Here’s one I like, from Canada’s best-known and most successful science fiction writer, Robert J. Sawyer: “Science fiction is a laboratory for thought experiments about the human condition; it lets us examine what it means to be human in ways that we simply can’t in real life, because it would be unethical or impractical to conduct the experiments.

“Using literary devices such as displacement in time or space, or metaphorical others who let us exaggerate or isolate parts of the human psyche, science fiction allows us to see ourselves from odd angles, catching glimpses of truths that might otherwise be hidden from view.”

So, when I write a novel (Marseguro) about genetically modified humans being persecuted by religious extremists in the far future, I am in some small way wrestling with issues that are arising now and will continue to arise into the future. I could deal with those same issues in a fantasy, where perhaps the humans would be modified by magic rather than science, but the issues, of otherness and alienation and religious persecution, would be the same.

But it would be much harder to wrestle with those questions in a mainstream novel, because we don’t yet have any humans genetically modified so as to be distinct from the rest of us: and the moment I introduce them, I’m writing science fiction. In 20 years’ time, though, they may well be the subject of mainstream fiction.

See how that works?

Having said all that, that’s the “eat your vegetables” rationale for writing science fiction and fantasy. Here’s another reason, and every bit as important: fiction is entertainment, and a ripping good yarn with intergalactic empires, aliens, spaceships, space princesses and, yes, talking squid, is my idea of great entertainment.

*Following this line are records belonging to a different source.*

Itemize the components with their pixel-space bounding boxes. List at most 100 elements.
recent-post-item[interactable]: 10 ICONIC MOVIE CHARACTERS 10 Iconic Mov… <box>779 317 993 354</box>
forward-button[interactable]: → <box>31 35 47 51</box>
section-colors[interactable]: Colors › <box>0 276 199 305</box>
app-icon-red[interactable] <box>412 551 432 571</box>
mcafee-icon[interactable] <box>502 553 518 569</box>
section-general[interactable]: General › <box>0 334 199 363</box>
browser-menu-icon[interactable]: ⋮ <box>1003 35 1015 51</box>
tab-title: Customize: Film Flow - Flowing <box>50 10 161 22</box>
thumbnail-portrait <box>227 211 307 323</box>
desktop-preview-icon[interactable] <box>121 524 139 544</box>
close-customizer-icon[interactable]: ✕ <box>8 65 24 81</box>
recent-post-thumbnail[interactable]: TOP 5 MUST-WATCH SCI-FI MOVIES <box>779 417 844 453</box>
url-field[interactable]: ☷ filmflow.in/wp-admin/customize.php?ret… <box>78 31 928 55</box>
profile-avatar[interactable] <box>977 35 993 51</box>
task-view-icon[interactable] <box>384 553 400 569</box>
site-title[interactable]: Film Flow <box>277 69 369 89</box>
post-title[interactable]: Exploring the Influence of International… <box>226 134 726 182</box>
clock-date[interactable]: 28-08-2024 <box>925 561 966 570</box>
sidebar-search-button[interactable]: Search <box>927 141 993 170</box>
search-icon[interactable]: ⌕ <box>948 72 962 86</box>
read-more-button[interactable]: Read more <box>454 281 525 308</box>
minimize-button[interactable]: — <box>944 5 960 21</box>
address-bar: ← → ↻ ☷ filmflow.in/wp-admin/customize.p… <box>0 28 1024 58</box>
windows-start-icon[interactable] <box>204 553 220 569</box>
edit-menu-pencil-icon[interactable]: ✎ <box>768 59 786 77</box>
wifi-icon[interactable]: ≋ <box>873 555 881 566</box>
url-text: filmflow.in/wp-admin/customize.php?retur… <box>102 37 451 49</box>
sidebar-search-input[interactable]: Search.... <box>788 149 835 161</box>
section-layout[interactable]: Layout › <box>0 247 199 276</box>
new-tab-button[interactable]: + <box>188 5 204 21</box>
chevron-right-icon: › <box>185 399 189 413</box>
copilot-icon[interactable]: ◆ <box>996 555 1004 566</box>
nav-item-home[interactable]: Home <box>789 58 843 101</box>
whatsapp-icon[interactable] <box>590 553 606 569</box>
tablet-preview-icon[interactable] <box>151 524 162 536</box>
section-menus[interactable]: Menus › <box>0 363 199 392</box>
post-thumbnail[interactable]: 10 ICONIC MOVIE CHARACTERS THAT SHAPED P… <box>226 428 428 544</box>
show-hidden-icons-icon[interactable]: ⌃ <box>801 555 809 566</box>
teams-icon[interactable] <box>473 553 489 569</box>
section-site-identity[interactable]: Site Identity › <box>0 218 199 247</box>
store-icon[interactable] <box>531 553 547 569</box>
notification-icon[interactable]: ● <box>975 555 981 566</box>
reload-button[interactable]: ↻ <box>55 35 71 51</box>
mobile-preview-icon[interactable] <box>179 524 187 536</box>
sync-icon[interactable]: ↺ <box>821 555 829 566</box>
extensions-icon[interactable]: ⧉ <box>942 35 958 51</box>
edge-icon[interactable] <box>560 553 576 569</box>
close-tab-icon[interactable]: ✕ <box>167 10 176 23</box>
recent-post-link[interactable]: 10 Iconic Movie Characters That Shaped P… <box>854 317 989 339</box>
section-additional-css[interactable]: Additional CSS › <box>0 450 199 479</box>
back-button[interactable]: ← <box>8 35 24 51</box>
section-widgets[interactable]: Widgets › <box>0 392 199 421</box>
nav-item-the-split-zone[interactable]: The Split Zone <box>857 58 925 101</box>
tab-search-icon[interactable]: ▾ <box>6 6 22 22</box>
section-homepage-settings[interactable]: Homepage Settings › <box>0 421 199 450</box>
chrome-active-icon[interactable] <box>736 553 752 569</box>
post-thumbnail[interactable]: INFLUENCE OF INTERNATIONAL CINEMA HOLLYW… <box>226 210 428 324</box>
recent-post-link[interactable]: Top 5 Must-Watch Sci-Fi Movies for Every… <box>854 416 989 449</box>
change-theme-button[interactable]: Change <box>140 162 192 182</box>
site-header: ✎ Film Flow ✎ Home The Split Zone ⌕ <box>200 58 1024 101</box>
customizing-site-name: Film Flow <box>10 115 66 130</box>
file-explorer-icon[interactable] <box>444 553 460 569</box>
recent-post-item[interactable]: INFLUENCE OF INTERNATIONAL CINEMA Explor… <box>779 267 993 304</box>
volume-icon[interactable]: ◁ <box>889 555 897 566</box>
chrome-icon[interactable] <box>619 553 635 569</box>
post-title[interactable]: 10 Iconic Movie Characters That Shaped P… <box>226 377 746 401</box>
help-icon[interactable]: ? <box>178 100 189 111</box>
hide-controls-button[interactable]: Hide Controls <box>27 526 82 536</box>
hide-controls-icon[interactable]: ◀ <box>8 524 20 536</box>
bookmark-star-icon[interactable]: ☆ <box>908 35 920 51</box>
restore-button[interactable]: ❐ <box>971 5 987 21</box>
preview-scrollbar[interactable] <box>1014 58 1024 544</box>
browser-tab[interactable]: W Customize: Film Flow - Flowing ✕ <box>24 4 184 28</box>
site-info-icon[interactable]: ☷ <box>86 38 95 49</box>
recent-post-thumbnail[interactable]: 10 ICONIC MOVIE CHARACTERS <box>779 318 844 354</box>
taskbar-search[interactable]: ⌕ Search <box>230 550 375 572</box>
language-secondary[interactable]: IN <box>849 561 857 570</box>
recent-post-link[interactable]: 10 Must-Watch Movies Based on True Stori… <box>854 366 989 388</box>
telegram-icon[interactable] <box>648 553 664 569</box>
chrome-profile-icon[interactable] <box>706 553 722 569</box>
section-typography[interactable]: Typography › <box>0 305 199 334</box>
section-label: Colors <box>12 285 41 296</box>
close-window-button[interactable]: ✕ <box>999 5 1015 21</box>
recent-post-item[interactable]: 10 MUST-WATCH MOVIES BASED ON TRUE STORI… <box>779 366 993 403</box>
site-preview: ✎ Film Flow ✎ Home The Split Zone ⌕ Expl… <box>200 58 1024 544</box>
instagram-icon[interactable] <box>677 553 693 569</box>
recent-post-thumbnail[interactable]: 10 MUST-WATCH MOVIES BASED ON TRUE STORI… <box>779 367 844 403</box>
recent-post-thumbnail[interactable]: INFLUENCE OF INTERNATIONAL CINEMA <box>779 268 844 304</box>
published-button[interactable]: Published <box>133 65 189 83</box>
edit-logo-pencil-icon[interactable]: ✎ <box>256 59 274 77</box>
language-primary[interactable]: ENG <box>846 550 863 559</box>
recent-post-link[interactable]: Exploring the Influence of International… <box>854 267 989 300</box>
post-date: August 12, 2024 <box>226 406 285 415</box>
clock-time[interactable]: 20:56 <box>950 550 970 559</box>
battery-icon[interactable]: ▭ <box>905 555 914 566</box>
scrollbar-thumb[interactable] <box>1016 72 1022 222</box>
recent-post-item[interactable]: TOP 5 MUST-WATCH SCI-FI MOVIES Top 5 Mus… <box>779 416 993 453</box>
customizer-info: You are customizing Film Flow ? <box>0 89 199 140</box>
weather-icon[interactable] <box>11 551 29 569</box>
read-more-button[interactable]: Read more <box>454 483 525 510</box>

Science fiction and fantasy encompasses everything from grim near-future cautionary tales about cities flooded by rising oceans to madcap adventures about sword-swinging female barbarians battling giant spiders. All of time, space and imagination are your playground, which is why I’ve never understood why I’m so often asked why I write this stuff. To me the greater puzzlement is that so many writers don’t!

But perhaps you do. Or want to.  Or perhaps you’re just curious about this field of literature, home of the never-was and the still-might-be, rather than the good old here-and-now.

Over the next few columns, I’ll introduce you to the writers, books and trends making waves in “speculative fiction” (sigh), point you to some additional resources, provide some writing tips, and even offer up a few markets for your own fantastic fiction. I hope you enjoy the ride!

And finally, if you have any specific questions, I’m all ears (which in a fantasy or science fiction story is not necessarily metaphorical). Email me at ewillett@sasktel.net and watch for an answer in a future column!

Permanent link to this article: https://edwardwillett.com/2010/12/the-space-time-continuum-defining-my-terms/

1 comments

  1. Productive tackle of the definitional challenge, Ed! I think we spend too much time worrying about the “science” vs. “magic” dimension, myself. Probably because we were so science focused in SF’s formative years (50s?). I thought I wrote Science Fiction because I tried to make the science plausible and don’t use magic but I’m told I write “Science Fantasy” or “Space Opera” — so what? The important thing is getting at those Questions in a way that engages us emotionally and entertains.